Уверовав в свою безопасность, он все чаще выбирался к береговой кромке и лез на берег, с несказанным удовольствием переходя на фотосинтетическое питание. Здесь к нему в полной мере вернулась радость бытия, энергия молодости. Еще бы рядом появился вдруг Везунчик… Куда он все-таки подевался? И когда восстановится память? Этакий могучий детина, а что делать со своей мощью – непонятно!
Как то естественно он трансформировался в привычное для себя существо – манту. Однако до взрослой особи его масса еще не дотягивала, и потому Молчун не покидал окрестностей хорошо изученного кораллового острова. Теперь его все больше тянуло небо, он даже присмотрел в качестве стартовой площадки высокий утес на юго-восточной стенке берегового обрыва.
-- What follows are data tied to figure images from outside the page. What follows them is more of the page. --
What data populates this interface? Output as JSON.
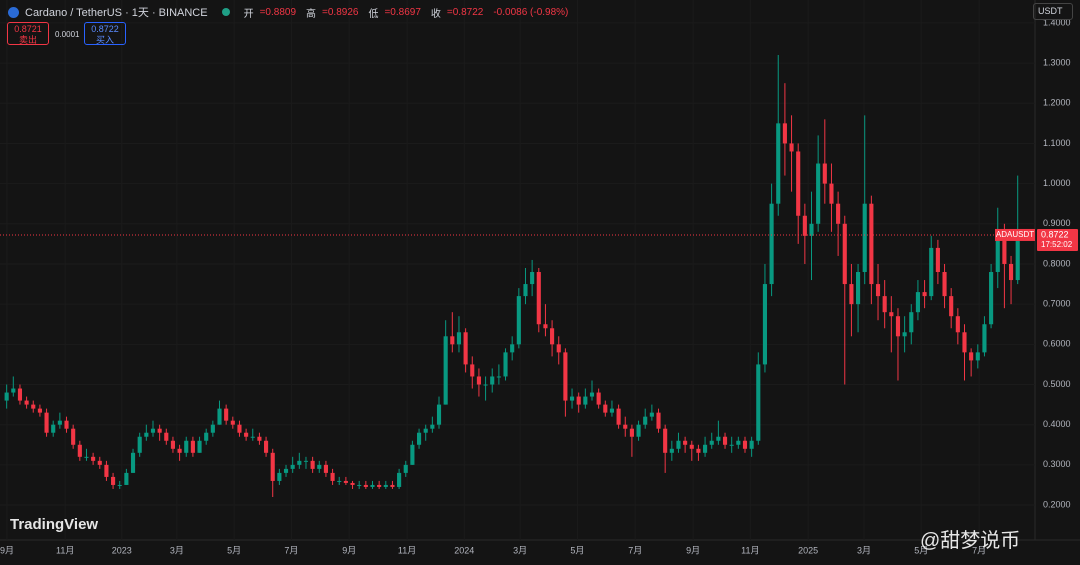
{
  "header": {
    "symbol": "Cardano / TetherUS · 1天 · BINANCE",
    "open_label": "开",
    "open": "=0.8809",
    "high_label": "高",
    "high": "=0.8926",
    "low_label": "低",
    "low": "=0.8697",
    "close_label": "收",
    "close": "=0.8722",
    "change": "-0.0086 (-0.98%)"
  },
  "trade": {
    "sell_price": "0.8721",
    "sell_label": "卖出",
    "spread": "0.0001",
    "buy_price": "0.8722",
    "buy_label": "买入"
  },
  "currency": "USDT",
  "watermark": "TradingView",
  "author": "@甜梦说币",
  "chart_data": {
    "type": "candlestick",
    "up_color": "#089981",
    "down_color": "#f23645",
    "grid": true,
    "ticker": "ADAUSDT",
    "last_price": 0.8722,
    "countdown": "17:52:02",
    "xlim": [
      -1,
      154.6
    ],
    "xticks": [
      {
        "value": 0.05,
        "label": "9月"
      },
      {
        "value": 8.8,
        "label": "11月"
      },
      {
        "value": 17.3,
        "label": "2023"
      },
      {
        "value": 25.6,
        "label": "3月"
      },
      {
        "value": 34.2,
        "label": "5月"
      },
      {
        "value": 42.8,
        "label": "7月"
      },
      {
        "value": 51.5,
        "label": "9月"
      },
      {
        "value": 60.2,
        "label": "11月"
      },
      {
        "value": 68.8,
        "label": "2024"
      },
      {
        "value": 77.2,
        "label": "3月"
      },
      {
        "value": 85.8,
        "label": "5月"
      },
      {
        "value": 94.5,
        "label": "7月"
      },
      {
        "value": 103.2,
        "label": "9月"
      },
      {
        "value": 111.8,
        "label": "11月"
      },
      {
        "value": 120.5,
        "label": "2025"
      },
      {
        "value": 128.9,
        "label": "3月"
      },
      {
        "value": 137.5,
        "label": "5月"
      },
      {
        "value": 146.2,
        "label": "7月"
      }
    ],
    "ylim": [
      0.113,
      1.457
    ],
    "yticks": [
      {
        "value": 0.2,
        "label": "0.2000"
      },
      {
        "value": 0.3,
        "label": "0.3000"
      },
      {
        "value": 0.4,
        "label": "0.4000"
      },
      {
        "value": 0.5,
        "label": "0.5000"
      },
      {
        "value": 0.6,
        "label": "0.6000"
      },
      {
        "value": 0.7,
        "label": "0.7000"
      },
      {
        "value": 0.8,
        "label": "0.8000"
      },
      {
        "value": 0.9,
        "label": "0.9000"
      },
      {
        "value": 1.0,
        "label": "1.0000"
      },
      {
        "value": 1.1,
        "label": "1.1000"
      },
      {
        "value": 1.2,
        "label": "1.2000"
      },
      {
        "value": 1.3,
        "label": "1.3000"
      },
      {
        "value": 1.4,
        "label": "1.4000"
      }
    ],
    "candles": [
      [
        0.46,
        0.5,
        0.44,
        0.48
      ],
      [
        0.48,
        0.52,
        0.47,
        0.49
      ],
      [
        0.49,
        0.5,
        0.45,
        0.46
      ],
      [
        0.46,
        0.47,
        0.44,
        0.45
      ],
      [
        0.45,
        0.46,
        0.43,
        0.44
      ],
      [
        0.44,
        0.45,
        0.42,
        0.43
      ],
      [
        0.43,
        0.44,
        0.37,
        0.38
      ],
      [
        0.38,
        0.41,
        0.37,
        0.4
      ],
      [
        0.4,
        0.43,
        0.39,
        0.41
      ],
      [
        0.41,
        0.42,
        0.38,
        0.39
      ],
      [
        0.39,
        0.4,
        0.34,
        0.35
      ],
      [
        0.35,
        0.36,
        0.31,
        0.32
      ],
      [
        0.32,
        0.34,
        0.31,
        0.32
      ],
      [
        0.32,
        0.33,
        0.3,
        0.31
      ],
      [
        0.31,
        0.32,
        0.29,
        0.3
      ],
      [
        0.3,
        0.31,
        0.26,
        0.27
      ],
      [
        0.27,
        0.28,
        0.24,
        0.25
      ],
      [
        0.25,
        0.26,
        0.24,
        0.25
      ],
      [
        0.25,
        0.29,
        0.25,
        0.28
      ],
      [
        0.28,
        0.34,
        0.28,
        0.33
      ],
      [
        0.33,
        0.38,
        0.32,
        0.37
      ],
      [
        0.37,
        0.4,
        0.36,
        0.38
      ],
      [
        0.38,
        0.41,
        0.37,
        0.39
      ],
      [
        0.39,
        0.4,
        0.36,
        0.38
      ],
      [
        0.38,
        0.39,
        0.35,
        0.36
      ],
      [
        0.36,
        0.37,
        0.33,
        0.34
      ],
      [
        0.34,
        0.35,
        0.31,
        0.33
      ],
      [
        0.33,
        0.37,
        0.32,
        0.36
      ],
      [
        0.36,
        0.37,
        0.32,
        0.33
      ],
      [
        0.33,
        0.37,
        0.33,
        0.36
      ],
      [
        0.36,
        0.39,
        0.35,
        0.38
      ],
      [
        0.38,
        0.41,
        0.37,
        0.4
      ],
      [
        0.4,
        0.46,
        0.4,
        0.44
      ],
      [
        0.44,
        0.45,
        0.4,
        0.41
      ],
      [
        0.41,
        0.42,
        0.39,
        0.4
      ],
      [
        0.4,
        0.41,
        0.37,
        0.38
      ],
      [
        0.38,
        0.39,
        0.36,
        0.37
      ],
      [
        0.37,
        0.39,
        0.36,
        0.37
      ],
      [
        0.37,
        0.38,
        0.35,
        0.36
      ],
      [
        0.36,
        0.37,
        0.32,
        0.33
      ],
      [
        0.33,
        0.34,
        0.22,
        0.26
      ],
      [
        0.26,
        0.29,
        0.25,
        0.28
      ],
      [
        0.28,
        0.3,
        0.27,
        0.29
      ],
      [
        0.29,
        0.32,
        0.28,
        0.3
      ],
      [
        0.3,
        0.33,
        0.29,
        0.31
      ],
      [
        0.31,
        0.32,
        0.29,
        0.31
      ],
      [
        0.31,
        0.32,
        0.28,
        0.29
      ],
      [
        0.29,
        0.31,
        0.28,
        0.3
      ],
      [
        0.3,
        0.31,
        0.27,
        0.28
      ],
      [
        0.28,
        0.29,
        0.25,
        0.26
      ],
      [
        0.26,
        0.27,
        0.25,
        0.26
      ],
      [
        0.26,
        0.27,
        0.25,
        0.255
      ],
      [
        0.255,
        0.26,
        0.24,
        0.25
      ],
      [
        0.25,
        0.26,
        0.24,
        0.25
      ],
      [
        0.25,
        0.26,
        0.24,
        0.245
      ],
      [
        0.245,
        0.26,
        0.24,
        0.25
      ],
      [
        0.25,
        0.26,
        0.24,
        0.245
      ],
      [
        0.245,
        0.26,
        0.24,
        0.25
      ],
      [
        0.25,
        0.26,
        0.24,
        0.245
      ],
      [
        0.245,
        0.29,
        0.24,
        0.28
      ],
      [
        0.28,
        0.31,
        0.27,
        0.3
      ],
      [
        0.3,
        0.36,
        0.3,
        0.35
      ],
      [
        0.35,
        0.39,
        0.34,
        0.38
      ],
      [
        0.38,
        0.4,
        0.36,
        0.39
      ],
      [
        0.39,
        0.42,
        0.38,
        0.4
      ],
      [
        0.4,
        0.47,
        0.39,
        0.45
      ],
      [
        0.45,
        0.66,
        0.45,
        0.62
      ],
      [
        0.62,
        0.68,
        0.58,
        0.6
      ],
      [
        0.6,
        0.67,
        0.58,
        0.63
      ],
      [
        0.63,
        0.64,
        0.53,
        0.55
      ],
      [
        0.55,
        0.57,
        0.49,
        0.52
      ],
      [
        0.52,
        0.54,
        0.47,
        0.5
      ],
      [
        0.5,
        0.52,
        0.46,
        0.5
      ],
      [
        0.5,
        0.54,
        0.48,
        0.52
      ],
      [
        0.52,
        0.55,
        0.5,
        0.52
      ],
      [
        0.52,
        0.59,
        0.51,
        0.58
      ],
      [
        0.58,
        0.62,
        0.56,
        0.6
      ],
      [
        0.6,
        0.74,
        0.59,
        0.72
      ],
      [
        0.72,
        0.79,
        0.7,
        0.75
      ],
      [
        0.75,
        0.81,
        0.72,
        0.78
      ],
      [
        0.78,
        0.79,
        0.63,
        0.65
      ],
      [
        0.65,
        0.7,
        0.62,
        0.64
      ],
      [
        0.64,
        0.66,
        0.57,
        0.6
      ],
      [
        0.6,
        0.62,
        0.55,
        0.58
      ],
      [
        0.58,
        0.59,
        0.42,
        0.46
      ],
      [
        0.46,
        0.49,
        0.44,
        0.47
      ],
      [
        0.47,
        0.48,
        0.43,
        0.45
      ],
      [
        0.45,
        0.49,
        0.44,
        0.47
      ],
      [
        0.47,
        0.51,
        0.46,
        0.48
      ],
      [
        0.48,
        0.49,
        0.44,
        0.45
      ],
      [
        0.45,
        0.46,
        0.42,
        0.43
      ],
      [
        0.43,
        0.46,
        0.42,
        0.44
      ],
      [
        0.44,
        0.45,
        0.39,
        0.4
      ],
      [
        0.4,
        0.42,
        0.37,
        0.39
      ],
      [
        0.39,
        0.4,
        0.32,
        0.37
      ],
      [
        0.37,
        0.41,
        0.36,
        0.4
      ],
      [
        0.4,
        0.44,
        0.39,
        0.42
      ],
      [
        0.42,
        0.45,
        0.41,
        0.43
      ],
      [
        0.43,
        0.44,
        0.38,
        0.39
      ],
      [
        0.39,
        0.4,
        0.28,
        0.33
      ],
      [
        0.33,
        0.36,
        0.31,
        0.34
      ],
      [
        0.34,
        0.38,
        0.33,
        0.36
      ],
      [
        0.36,
        0.37,
        0.33,
        0.35
      ],
      [
        0.35,
        0.36,
        0.31,
        0.34
      ],
      [
        0.34,
        0.35,
        0.31,
        0.33
      ],
      [
        0.33,
        0.37,
        0.32,
        0.35
      ],
      [
        0.35,
        0.38,
        0.34,
        0.36
      ],
      [
        0.36,
        0.41,
        0.35,
        0.37
      ],
      [
        0.37,
        0.38,
        0.34,
        0.35
      ],
      [
        0.35,
        0.37,
        0.33,
        0.35
      ],
      [
        0.35,
        0.37,
        0.34,
        0.36
      ],
      [
        0.36,
        0.37,
        0.33,
        0.34
      ],
      [
        0.34,
        0.37,
        0.32,
        0.36
      ],
      [
        0.36,
        0.58,
        0.35,
        0.55
      ],
      [
        0.55,
        0.8,
        0.53,
        0.75
      ],
      [
        0.75,
        1.0,
        0.72,
        0.95
      ],
      [
        0.95,
        1.32,
        0.92,
        1.15
      ],
      [
        1.15,
        1.25,
        1.02,
        1.1
      ],
      [
        1.1,
        1.17,
        0.98,
        1.08
      ],
      [
        1.08,
        1.1,
        0.85,
        0.92
      ],
      [
        0.92,
        0.95,
        0.8,
        0.87
      ],
      [
        0.87,
        0.98,
        0.76,
        0.9
      ],
      [
        0.9,
        1.12,
        0.88,
        1.05
      ],
      [
        1.05,
        1.16,
        0.95,
        1.0
      ],
      [
        1.0,
        1.05,
        0.88,
        0.95
      ],
      [
        0.95,
        0.98,
        0.82,
        0.9
      ],
      [
        0.9,
        0.92,
        0.5,
        0.75
      ],
      [
        0.75,
        0.8,
        0.62,
        0.7
      ],
      [
        0.7,
        0.8,
        0.63,
        0.78
      ],
      [
        0.78,
        1.17,
        0.75,
        0.95
      ],
      [
        0.95,
        0.97,
        0.7,
        0.75
      ],
      [
        0.75,
        0.8,
        0.66,
        0.72
      ],
      [
        0.72,
        0.76,
        0.64,
        0.68
      ],
      [
        0.68,
        0.72,
        0.58,
        0.67
      ],
      [
        0.67,
        0.69,
        0.51,
        0.62
      ],
      [
        0.62,
        0.67,
        0.58,
        0.63
      ],
      [
        0.63,
        0.7,
        0.6,
        0.68
      ],
      [
        0.68,
        0.76,
        0.66,
        0.73
      ],
      [
        0.73,
        0.76,
        0.69,
        0.72
      ],
      [
        0.72,
        0.87,
        0.71,
        0.84
      ],
      [
        0.84,
        0.86,
        0.75,
        0.78
      ],
      [
        0.78,
        0.8,
        0.69,
        0.72
      ],
      [
        0.72,
        0.74,
        0.64,
        0.67
      ],
      [
        0.67,
        0.69,
        0.6,
        0.63
      ],
      [
        0.63,
        0.65,
        0.51,
        0.58
      ],
      [
        0.58,
        0.59,
        0.52,
        0.56
      ],
      [
        0.56,
        0.6,
        0.54,
        0.58
      ],
      [
        0.58,
        0.67,
        0.57,
        0.65
      ],
      [
        0.65,
        0.8,
        0.64,
        0.78
      ],
      [
        0.78,
        0.94,
        0.74,
        0.88
      ],
      [
        0.88,
        0.9,
        0.69,
        0.8
      ],
      [
        0.8,
        0.82,
        0.7,
        0.76
      ],
      [
        0.76,
        1.02,
        0.75,
        0.8722
      ]
    ]
  }
}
Но взмыть в небо в виде манты? Конечно, окрестности островка, в основном, пустынны, но все же Молчун заметил пару раз на горизонте силуэты рыбацких судов. А высоко в небе иногда появлялись инверсионные следы самолетов. К тому же над Геей полно спутников, оснащенных современной оптикой, а значит, всегда существует шанс угодить на фотоснимок с супервысокой разрешающей способностью. Нет, если уж летать, то максимально маскируясь под местных птиц. Желательно не из тех, кого едят, а тех, которые едят. Например, под того крупного парильщика, что появлялся недавно над островом – кажется, орла?
Здесь самое время сказать, что зрение гидран, изначально слабое, в ходе технофизиологической эволюции улучшилось коренным образом. Мало того, что теперь они могли различать малейшие детали предметов на расстоянии до 1 км (конечно, в воздухе), но при желании и воссоздавать увиденный образ перед мысленным взором. И в соответствии с образцом могли конструировать его подобие (хотя бы внешнее), а затем перевоплощаться в него.
Сказано-сделано. Вскоре образ орла обрел в сознании Молчуна конструктивное решение и был готов к воплощению. Загвоздка крылась в том, что орел весил всего десять-пятнадцать килограмм, тогда как гидранин набрал уже больше пятидесяти. Надо было делиться.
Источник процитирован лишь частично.